From  that  day  until  today,  23  years  later,  I  have  needed  to  find  out  what  happened  to  my  family,  and  to  the  other  people  who  were  missing.  At  first  I  wasn’t  even  thinking  about  justice.  I  just  wanted  to  find  out  what  happened.  I  was  begging  the  government  of  the  Netherlands  to  tell  me,  and  to  start  an  investigation  into  those  who  had  made  the  decision  to  turn  the  refugees  out  at  Potočari,  but  they  wouldn’t  engage  with  me.  They  said  I  was  too  emotional,  too  loud.  Then  finally  a Dutch  lawyer  came  to  me  and  said  “I’ll  represent  you”.  We  didn’t  expect  to  win,  but  I  wanted  to  get  to  truth.  We  couldn’t  establish  the  truth  any  other  way,  so  we  would  try  and  do  it  in  the  courtroom.

It  took  ten  years,  and  so  many  obstacles  to  get  to  the  final  judgement  that  we  both  nearly  gave  up,  but  we  never  did.
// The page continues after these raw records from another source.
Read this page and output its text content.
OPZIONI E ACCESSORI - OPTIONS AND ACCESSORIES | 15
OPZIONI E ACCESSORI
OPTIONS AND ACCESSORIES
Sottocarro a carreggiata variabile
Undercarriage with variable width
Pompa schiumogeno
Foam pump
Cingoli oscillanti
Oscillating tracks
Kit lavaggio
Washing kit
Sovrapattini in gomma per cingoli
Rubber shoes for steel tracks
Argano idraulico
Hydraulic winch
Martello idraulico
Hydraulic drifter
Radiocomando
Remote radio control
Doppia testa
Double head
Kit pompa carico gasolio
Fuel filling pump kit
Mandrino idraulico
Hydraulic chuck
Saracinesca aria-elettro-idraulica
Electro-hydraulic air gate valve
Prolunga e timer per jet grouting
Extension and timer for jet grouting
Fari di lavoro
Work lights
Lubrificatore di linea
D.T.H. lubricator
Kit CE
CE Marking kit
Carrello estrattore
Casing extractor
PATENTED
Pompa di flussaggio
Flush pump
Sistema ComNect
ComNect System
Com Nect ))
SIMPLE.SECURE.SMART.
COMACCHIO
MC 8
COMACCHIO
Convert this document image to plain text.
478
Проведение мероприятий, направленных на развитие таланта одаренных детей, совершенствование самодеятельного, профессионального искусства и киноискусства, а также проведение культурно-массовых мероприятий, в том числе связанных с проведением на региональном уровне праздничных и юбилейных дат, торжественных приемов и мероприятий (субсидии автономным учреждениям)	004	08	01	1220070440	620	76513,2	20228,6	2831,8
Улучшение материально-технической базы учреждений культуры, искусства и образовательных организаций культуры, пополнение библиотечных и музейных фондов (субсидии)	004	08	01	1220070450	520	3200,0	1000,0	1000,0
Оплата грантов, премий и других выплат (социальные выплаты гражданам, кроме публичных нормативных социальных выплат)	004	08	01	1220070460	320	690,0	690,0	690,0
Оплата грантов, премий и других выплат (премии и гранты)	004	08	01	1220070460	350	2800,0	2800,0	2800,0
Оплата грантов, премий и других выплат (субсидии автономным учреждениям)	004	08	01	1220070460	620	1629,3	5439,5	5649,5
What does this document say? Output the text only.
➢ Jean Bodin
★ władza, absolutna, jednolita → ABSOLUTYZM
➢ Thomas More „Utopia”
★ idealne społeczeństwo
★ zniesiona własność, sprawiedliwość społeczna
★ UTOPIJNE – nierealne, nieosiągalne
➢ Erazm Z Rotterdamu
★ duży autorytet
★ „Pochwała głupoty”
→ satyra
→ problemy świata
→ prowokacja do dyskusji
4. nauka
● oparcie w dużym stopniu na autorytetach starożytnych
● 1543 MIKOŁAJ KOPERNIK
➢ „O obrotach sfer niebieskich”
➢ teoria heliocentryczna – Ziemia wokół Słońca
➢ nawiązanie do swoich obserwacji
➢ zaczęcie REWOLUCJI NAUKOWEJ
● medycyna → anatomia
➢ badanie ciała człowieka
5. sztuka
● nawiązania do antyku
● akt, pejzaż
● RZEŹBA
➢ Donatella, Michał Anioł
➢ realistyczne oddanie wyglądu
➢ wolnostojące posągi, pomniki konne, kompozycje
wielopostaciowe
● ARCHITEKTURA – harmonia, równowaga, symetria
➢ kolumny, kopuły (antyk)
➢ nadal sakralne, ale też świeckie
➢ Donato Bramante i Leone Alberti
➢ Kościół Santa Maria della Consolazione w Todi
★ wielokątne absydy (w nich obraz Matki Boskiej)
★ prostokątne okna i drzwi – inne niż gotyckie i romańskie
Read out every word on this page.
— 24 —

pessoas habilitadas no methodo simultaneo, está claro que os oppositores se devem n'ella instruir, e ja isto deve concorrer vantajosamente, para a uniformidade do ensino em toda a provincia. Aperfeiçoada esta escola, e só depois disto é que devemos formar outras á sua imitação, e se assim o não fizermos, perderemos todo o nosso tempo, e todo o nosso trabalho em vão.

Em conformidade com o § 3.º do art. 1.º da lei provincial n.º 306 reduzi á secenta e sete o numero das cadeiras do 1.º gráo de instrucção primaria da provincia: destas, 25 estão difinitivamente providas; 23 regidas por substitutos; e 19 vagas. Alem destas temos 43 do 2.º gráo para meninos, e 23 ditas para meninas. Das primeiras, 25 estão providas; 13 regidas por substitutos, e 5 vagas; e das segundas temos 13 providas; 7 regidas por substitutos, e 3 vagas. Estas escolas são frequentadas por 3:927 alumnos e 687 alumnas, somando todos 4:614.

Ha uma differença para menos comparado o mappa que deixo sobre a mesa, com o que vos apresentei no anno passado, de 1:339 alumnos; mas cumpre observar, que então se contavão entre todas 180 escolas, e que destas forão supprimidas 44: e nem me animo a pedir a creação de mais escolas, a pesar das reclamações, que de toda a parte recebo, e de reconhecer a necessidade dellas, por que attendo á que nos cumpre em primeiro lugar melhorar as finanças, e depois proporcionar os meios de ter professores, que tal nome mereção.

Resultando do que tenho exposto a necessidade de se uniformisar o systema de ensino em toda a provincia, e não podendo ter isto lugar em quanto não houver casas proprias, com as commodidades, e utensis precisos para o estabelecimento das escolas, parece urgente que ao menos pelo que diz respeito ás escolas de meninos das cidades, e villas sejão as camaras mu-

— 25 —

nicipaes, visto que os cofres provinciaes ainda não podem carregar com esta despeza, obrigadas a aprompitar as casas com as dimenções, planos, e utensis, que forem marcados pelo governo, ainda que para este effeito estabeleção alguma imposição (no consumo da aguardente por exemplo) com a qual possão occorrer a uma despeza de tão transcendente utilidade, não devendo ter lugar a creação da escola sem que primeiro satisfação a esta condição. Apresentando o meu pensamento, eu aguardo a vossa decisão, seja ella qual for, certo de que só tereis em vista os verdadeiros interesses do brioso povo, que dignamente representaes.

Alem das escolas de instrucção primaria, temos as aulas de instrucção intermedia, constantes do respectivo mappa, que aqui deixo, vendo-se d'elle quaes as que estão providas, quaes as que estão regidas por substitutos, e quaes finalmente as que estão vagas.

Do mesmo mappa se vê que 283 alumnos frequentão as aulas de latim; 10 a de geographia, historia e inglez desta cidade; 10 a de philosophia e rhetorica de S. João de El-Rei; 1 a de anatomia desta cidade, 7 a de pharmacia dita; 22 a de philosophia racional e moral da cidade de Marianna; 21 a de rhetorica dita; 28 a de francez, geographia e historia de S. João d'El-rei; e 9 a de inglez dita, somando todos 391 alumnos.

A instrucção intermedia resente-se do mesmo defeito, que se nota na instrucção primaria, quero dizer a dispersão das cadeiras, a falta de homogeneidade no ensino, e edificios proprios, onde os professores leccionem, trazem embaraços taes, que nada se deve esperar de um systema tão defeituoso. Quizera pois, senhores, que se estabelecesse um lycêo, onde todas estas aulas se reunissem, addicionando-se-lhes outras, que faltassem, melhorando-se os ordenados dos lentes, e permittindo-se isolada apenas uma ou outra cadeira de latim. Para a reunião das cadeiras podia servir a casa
The  final  verdict,  from  the  Supreme  Court  of  the  Netherlands,  was  all  in  Dutch  but  I  remember  looking  over  at  the  lawyer  and  she  was  smiling.  It  was  the  first  time  ever  that  a  government  had  been  found  liable  for  its  troops  on  a  UN  mission.  I  didn’t  feel  victory,  or  even  satisfaction.  I  just  felt  relieved  that  this  fight  was  over.  I  was  thinking  about  my  parents,  and  my  brother.  I  was  doing  this  for  them.  What  else  could  I  have  done?

My  father  was  identified  ten  years  after  he  was  killed  in  the  genocide.  Like  most  victims,  he  was  identified  by  the  International  Commission  for  Missing  Persons  using  DNA.  My  brother  and  mother  were  identified  after  fifteen  years.  All  three  of  them  are  buried  in  the  graveyard  at  Potočari.

I’ve  had  to  fight  so  long  and  so  hard  just  to  find  out  what  happened,  who  was  responsible,  even  to  establish  the  Memorial  Centre  where  they  are  buried.  Even  after  23  years,  our  story  is  still  not  finished.